With the ubiquity of sensor networks and smart devices continuously collecting more and more data, we face the challenge to analyze an ever growing stream of data in near real-time. Being able to react quickly to changing trends or to deliver up to date business intelligence can be a decisive factor for a company’s success or failure. A key problem in real time processing is the detection of event patterns in data streams.

          Complex event processing (CEP) addresses exactly this problem of matching continuously incoming events against a pattern. The result of a matching are usually complex events which are derived from the input events. In contrast to traditional DBMSs where a query is executed on stored data, CEP executes data on a stored query. All data which is not relevant for the query can be immediately discarded. The advantages of this approach are obvious, given that CEP queries are applied on a potentially infinite stream of data. Furthermore, inputs are processed immediately. Once the system has seen all events for a matching sequence, results are emitted straight away. This aspect effectively leads to CEP’s real time analytics capability.

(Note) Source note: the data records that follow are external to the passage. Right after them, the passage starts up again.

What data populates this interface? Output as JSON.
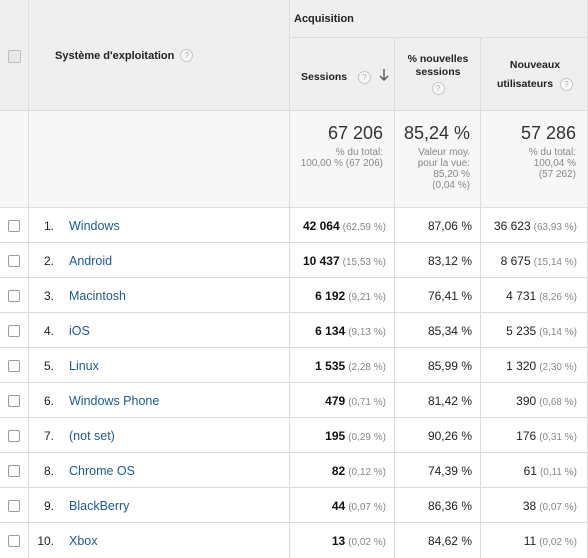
{
  "header": {
    "os_label": "Système d'exploitation",
    "acquisition_label": "Acquisition",
    "sessions_label": "Sessions",
    "pct_new_line1": "% nouvelles",
    "pct_new_line2": "sessions",
    "new_users_line1": "Nouveaux",
    "new_users_line2": "utilisateurs",
    "help_glyph": "?"
  },
  "summary": {
    "sessions_total": "67 206",
    "sessions_sub1": "% du total:",
    "sessions_sub2": "100,00 % (67 206)",
    "pct_new_total": "85,24 %",
    "pct_new_sub1": "Valeur moy.",
    "pct_new_sub2": "pour la vue:",
    "pct_new_sub3": "85,20 %",
    "pct_new_sub4": "(0,04 %)",
    "new_users_total": "57 286",
    "new_users_sub1": "% du total:",
    "new_users_sub2": "100,04 %",
    "new_users_sub3": "(57 262)"
  },
  "rows": [
    {
      "idx": "1.",
      "os": "Windows",
      "sessions": "42 064",
      "sessions_pct": "(62,59 %)",
      "pct_new": "87,06 %",
      "new_users": "36 623",
      "new_users_pct": "(63,93 %)"
    },
    {
      "idx": "2.",
      "os": "Android",
      "sessions": "10 437",
      "sessions_pct": "(15,53 %)",
      "pct_new": "83,12 %",
      "new_users": "8 675",
      "new_users_pct": "(15,14 %)"
    },
    {
      "idx": "3.",
      "os": "Macintosh",
      "sessions": "6 192",
      "sessions_pct": "(9,21 %)",
      "pct_new": "76,41 %",
      "new_users": "4 731",
      "new_users_pct": "(8,26 %)"
    },
    {
      "idx": "4.",
      "os": "iOS",
      "sessions": "6 134",
      "sessions_pct": "(9,13 %)",
      "pct_new": "85,34 %",
      "new_users": "5 235",
      "new_users_pct": "(9,14 %)"
    },
    {
      "idx": "5.",
      "os": "Linux",
      "sessions": "1 535",
      "sessions_pct": "(2,28 %)",
      "pct_new": "85,99 %",
      "new_users": "1 320",
      "new_users_pct": "(2,30 %)"
    },
    {
      "idx": "6.",
      "os": "Windows Phone",
      "sessions": "479",
      "sessions_pct": "(0,71 %)",
      "pct_new": "81,42 %",
      "new_users": "390",
      "new_users_pct": "(0,68 %)"
    },
    {
      "idx": "7.",
      "os": "(not set)",
      "sessions": "195",
      "sessions_pct": "(0,29 %)",
      "pct_new": "90,26 %",
      "new_users": "176",
      "new_users_pct": "(0,31 %)"
    },
    {
      "idx": "8.",
      "os": "Chrome OS",
      "sessions": "82",
      "sessions_pct": "(0,12 %)",
      "pct_new": "74,39 %",
      "new_users": "61",
      "new_users_pct": "(0,11 %)"
    },
    {
      "idx": "9.",
      "os": "BlackBerry",
      "sessions": "44",
      "sessions_pct": "(0,07 %)",
      "pct_new": "86,36 %",
      "new_users": "38",
      "new_users_pct": "(0,07 %)"
    },
    {
      "idx": "10.",
      "os": "Xbox",
      "sessions": "13",
      "sessions_pct": "(0,02 %)",
      "pct_new": "84,62 %",
      "new_users": "11",
      "new_users_pct": "(0,02 %)"
    }
  ]
}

          Consequently, CEP’s processing paradigm drew significant interest and found application in a wide variety of use cases. Most notably, CEP is used nowadays for financial applications such as stock market trend and credit card fraud detection. Moreover, it is used in RFID-based tracking and monitoring, for example, to detect thefts in a warehouse where items are not properly checked out. CEP can also be used to detect network intrusion by specifying patterns of suspicious user behaviour.

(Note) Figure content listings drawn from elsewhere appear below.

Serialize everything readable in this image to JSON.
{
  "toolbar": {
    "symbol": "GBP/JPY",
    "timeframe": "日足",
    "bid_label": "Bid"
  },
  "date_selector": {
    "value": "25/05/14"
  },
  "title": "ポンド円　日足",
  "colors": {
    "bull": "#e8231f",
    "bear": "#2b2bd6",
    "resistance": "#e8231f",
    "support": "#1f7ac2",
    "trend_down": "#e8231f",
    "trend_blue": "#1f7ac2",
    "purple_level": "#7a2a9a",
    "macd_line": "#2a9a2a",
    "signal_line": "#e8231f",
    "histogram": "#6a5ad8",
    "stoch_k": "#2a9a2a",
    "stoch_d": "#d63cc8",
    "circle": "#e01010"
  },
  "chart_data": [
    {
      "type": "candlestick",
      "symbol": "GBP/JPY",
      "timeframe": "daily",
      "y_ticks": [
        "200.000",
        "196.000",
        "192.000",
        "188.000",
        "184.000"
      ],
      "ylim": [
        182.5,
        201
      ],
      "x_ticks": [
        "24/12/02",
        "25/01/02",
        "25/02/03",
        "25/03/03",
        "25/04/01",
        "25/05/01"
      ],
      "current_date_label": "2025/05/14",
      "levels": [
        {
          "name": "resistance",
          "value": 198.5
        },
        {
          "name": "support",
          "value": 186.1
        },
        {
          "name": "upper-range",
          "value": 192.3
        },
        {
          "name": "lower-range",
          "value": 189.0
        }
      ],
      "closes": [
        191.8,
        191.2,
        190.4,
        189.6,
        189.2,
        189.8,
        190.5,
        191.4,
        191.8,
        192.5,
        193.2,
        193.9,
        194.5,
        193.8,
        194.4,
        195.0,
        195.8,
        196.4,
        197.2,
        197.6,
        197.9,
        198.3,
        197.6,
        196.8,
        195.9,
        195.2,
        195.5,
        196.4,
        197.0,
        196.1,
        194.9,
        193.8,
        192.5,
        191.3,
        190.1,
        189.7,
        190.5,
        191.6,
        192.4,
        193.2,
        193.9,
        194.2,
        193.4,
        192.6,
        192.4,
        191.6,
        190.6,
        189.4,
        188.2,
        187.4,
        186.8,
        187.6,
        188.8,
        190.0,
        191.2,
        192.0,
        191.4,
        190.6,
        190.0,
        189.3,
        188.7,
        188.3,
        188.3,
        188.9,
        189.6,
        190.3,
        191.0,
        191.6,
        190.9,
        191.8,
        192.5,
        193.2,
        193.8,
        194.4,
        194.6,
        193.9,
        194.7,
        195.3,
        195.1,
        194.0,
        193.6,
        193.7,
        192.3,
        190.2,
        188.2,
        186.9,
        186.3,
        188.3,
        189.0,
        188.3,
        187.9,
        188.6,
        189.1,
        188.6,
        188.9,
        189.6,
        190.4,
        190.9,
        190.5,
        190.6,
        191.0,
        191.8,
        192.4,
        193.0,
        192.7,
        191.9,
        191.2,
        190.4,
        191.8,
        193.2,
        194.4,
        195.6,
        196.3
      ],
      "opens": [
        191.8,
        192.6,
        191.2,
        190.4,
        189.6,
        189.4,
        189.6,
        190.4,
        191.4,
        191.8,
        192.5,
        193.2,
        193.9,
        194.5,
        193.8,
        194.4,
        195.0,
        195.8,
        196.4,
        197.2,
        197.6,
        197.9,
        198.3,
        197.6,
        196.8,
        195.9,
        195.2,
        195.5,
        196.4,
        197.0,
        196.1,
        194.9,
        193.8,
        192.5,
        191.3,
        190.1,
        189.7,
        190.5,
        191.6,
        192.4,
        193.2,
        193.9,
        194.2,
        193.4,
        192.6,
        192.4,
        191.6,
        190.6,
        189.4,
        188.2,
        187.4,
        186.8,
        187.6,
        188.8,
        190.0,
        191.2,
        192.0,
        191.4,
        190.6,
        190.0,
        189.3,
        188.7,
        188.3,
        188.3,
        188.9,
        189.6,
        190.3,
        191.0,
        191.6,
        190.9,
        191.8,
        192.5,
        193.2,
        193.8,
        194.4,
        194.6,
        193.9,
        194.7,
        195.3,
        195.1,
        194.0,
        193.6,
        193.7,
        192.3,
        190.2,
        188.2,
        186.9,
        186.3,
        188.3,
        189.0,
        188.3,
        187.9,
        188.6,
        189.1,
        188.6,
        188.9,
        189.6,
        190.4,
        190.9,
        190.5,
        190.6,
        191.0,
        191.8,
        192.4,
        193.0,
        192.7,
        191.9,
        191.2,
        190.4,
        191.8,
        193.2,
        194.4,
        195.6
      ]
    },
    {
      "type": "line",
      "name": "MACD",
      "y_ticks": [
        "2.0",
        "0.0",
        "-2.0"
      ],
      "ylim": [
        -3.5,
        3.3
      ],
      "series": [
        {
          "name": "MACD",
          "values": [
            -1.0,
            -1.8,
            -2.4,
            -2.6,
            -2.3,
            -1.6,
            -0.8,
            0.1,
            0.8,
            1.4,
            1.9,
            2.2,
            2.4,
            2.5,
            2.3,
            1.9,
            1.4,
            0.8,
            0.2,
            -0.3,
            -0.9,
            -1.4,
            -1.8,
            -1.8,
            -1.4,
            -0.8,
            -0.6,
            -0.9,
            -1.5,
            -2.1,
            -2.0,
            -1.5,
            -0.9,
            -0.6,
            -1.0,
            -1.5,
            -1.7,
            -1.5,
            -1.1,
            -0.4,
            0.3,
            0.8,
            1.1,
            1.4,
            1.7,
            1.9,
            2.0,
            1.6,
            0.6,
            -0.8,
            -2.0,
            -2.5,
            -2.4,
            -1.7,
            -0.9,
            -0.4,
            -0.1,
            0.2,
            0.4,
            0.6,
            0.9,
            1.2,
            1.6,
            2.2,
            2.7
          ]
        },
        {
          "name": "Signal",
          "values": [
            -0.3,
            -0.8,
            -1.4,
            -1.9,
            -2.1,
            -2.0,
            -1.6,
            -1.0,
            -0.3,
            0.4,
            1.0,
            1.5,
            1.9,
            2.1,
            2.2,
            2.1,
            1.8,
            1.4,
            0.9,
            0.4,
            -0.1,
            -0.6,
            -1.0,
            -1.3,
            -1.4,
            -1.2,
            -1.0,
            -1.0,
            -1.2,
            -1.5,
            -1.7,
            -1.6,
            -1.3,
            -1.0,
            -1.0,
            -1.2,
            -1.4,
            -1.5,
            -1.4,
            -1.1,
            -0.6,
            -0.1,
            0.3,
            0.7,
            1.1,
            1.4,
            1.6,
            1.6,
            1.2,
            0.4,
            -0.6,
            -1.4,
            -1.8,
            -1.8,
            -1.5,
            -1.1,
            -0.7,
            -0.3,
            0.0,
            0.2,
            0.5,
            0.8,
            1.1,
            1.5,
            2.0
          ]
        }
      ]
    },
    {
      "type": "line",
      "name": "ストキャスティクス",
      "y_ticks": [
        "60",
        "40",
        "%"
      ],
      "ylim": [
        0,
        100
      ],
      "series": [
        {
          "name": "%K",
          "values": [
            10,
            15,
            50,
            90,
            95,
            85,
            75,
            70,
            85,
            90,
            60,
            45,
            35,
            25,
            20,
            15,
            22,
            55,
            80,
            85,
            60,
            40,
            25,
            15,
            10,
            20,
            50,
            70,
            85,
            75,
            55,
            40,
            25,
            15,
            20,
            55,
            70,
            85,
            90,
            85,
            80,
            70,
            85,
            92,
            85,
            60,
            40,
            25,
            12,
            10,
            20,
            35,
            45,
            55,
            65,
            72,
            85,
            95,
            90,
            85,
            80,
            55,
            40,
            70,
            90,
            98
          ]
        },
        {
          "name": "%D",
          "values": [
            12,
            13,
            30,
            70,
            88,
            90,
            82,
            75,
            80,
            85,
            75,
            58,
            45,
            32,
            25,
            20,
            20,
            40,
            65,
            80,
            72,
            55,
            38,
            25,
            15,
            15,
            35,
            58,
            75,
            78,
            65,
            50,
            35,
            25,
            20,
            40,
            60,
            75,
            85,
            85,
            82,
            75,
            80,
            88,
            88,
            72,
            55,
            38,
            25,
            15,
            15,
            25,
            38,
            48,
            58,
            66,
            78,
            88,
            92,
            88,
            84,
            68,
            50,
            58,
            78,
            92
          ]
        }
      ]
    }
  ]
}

Monitoring and alert generation for data centers:

Assume we have a data center with a number of racks. For each rack the power consumption and the temperature are monitored. Whenever such a measurement takes place, a new power or temperature event is generated, respectively. Based on this monitoring event stream, we want to detect racks that are about to overheat, and dynamically adapt their workload and cooling.

For this scenario we use a two staged approach. First, we monitor the temperature events. Whenever we see two consecutive events whose temperature exceeds a threshold value, we generate a temperature warning with the current average temperature. A temperature warning does not necessarily indicate that a rack is about to overheat. But whenever we see two consecutive warnings with increasing temperatures, then we want to issue an alert for this rack. This alert can then lead to countermeasures to cool the rack.